The timing is not coincidental. The letters arrive as polls show competitive races in all six states, and as the administration faces mounting questions about its own electoral legitimacy. By forcing state officials to publicly defend their verification systems, the Justice Department creates a news cycle that treats noncitizen voting as a serious threat requiring federal intervention—regardless of what the data actually shows.
The numbers don't support the panic
Studies of noncitizen voting consistently find it occurs at rates so low as to be statistically irrelevant to election outcomes. The Brennan Center for Justice examined thousands of jurisdictions after the 2016 election and found suspected noncitizen votes numbering in the dozens nationwide. Arizona's own post-2020 audit, conducted by partisan investigators actively seeking fraud, identified fewer than two hundred questionable registrations out of more than three million—and many of those turned out to be clerical errors rather than actual noncitizens.
The Heritage Foundation's election fraud database, maintained by an organization ideologically sympathetic to the administration's claims, documents roughly thirty prosecuted cases of noncitizen voting over the past two decades. For context, Americans are struck by lightning at a rate approximately ten times higher than the documented rate of noncitizen voting.
The legal architecture of intimidation
What makes the DOJ letters particularly notable is their vagueness. They do not cite specific evidence of noncitizen voting in the targeted states. They do not identify particular counties or precincts of concern. Instead, they invoke broad statutory authority and demand that state officials prove a negative—that their systems are adequately preventing a problem that barely exists.
This structure serves a purpose beyond law enforcement. Election administrators, many of whom are career civil servants in nonpartisan offices, must now divert resources from actual election preparation to compile documentation for federal lawyers. Those who push back risk being characterized as obstructing efforts to secure elections. Those who comply validate the premise that their systems were suspect in the first place.

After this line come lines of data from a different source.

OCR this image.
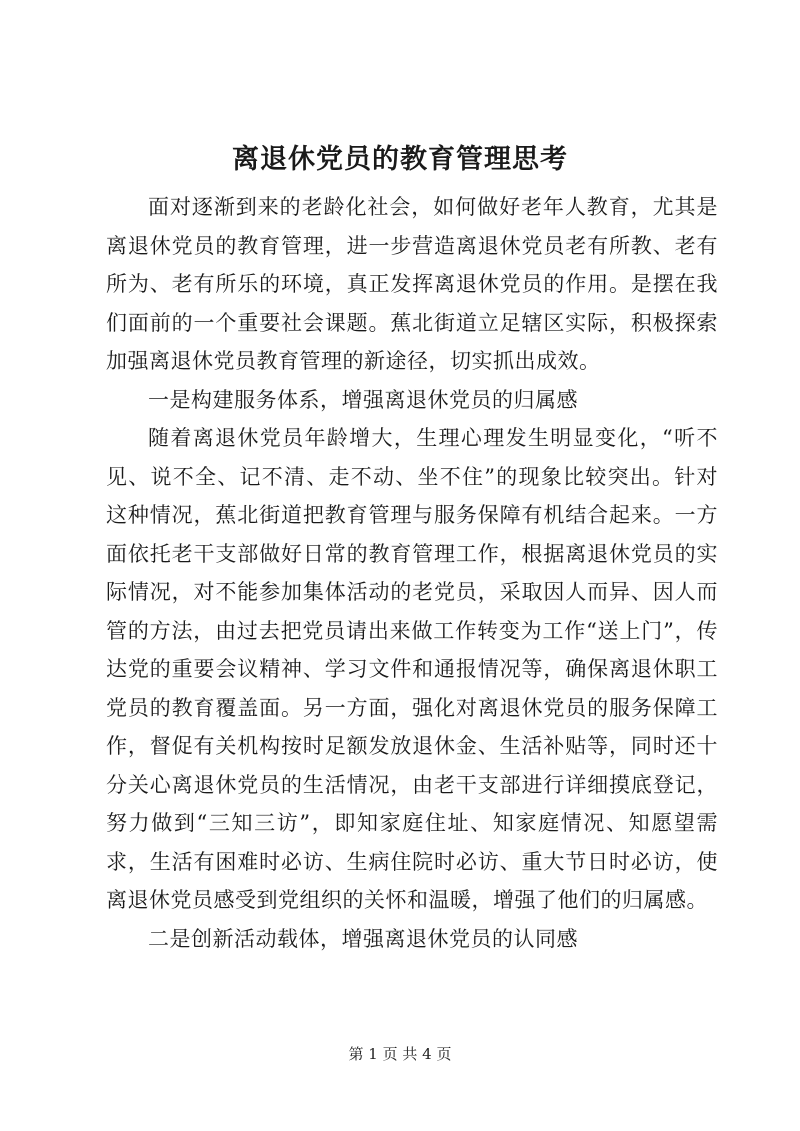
离退休党员的教育管理思考

面对逐渐到来的老龄化社会，如何做好老年人教育，尤其是离退休党员的教育管理，进一步营造离退休党员老有所教、老有所为、老有所乐的环境，真正发挥离退休党员的作用。是摆在我们面前的一个重要社会课题。蕉北街道立足辖区实际，积极探索加强离退休党员教育管理的新途径，切实抓出成效。

一是构建服务体系，增强离退休党员的归属感

随着离退休党员年龄增大，生理心理发生明显变化，“听不见、说不全、记不清、走不动、坐不住”的现象比较突出。针对这种情况，蕉北街道把教育管理与服务保障有机结合起来。一方面依托老干支部做好日常的教育管理工作，根据离退休党员的实际情况，对不能参加集体活动的老党员，采取因人而异、因人而管的方法，由过去把党员请出来做工作转变为工作“送上门”，传达党的重要会议精神、学习文件和通报情况等，确保离退休职工党员的教育覆盖面。另一方面，强化对离退休党员的服务保障工作，督促有关机构按时足额发放退休金、生活补贴等，同时还十分关心离退休党员的生活情况，由老干支部进行详细摸底登记，努力做到“三知三访”，即知家庭住址、知家庭情况、知愿望需求，生活有困难时必访、生病住院时必访、重大节日时必访，使离退休党员感受到党组织的关怀和温暖，增强了他们的归属感。

二是创新活动载体，增强离退休党员的认同感

第 1 页 共 4 页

Georgia's Secretary of State, whose office has already weathered years of pressure from the administration over 2020 results, issued a terse response noting that the state's citizenship verification protocols exceed federal requirements and have been upheld by multiple courts.
Our take
This is performance governance—the use of official power not to solve problems but to manufacture the appearance of problems that require solving. Noncitizen voting is not a crisis. It is not a meaningful vector of electoral manipulation. But a Justice Department that treats it as one accomplishes something valuable for an administration that has spent years insisting American elections cannot be trusted: it makes the paranoia seem reasonable. The letters will not prevent fraud because there is essentially no fraud to prevent. What they will do is ensure that when results come in this November, millions of Americans have been primed to disbelieve them.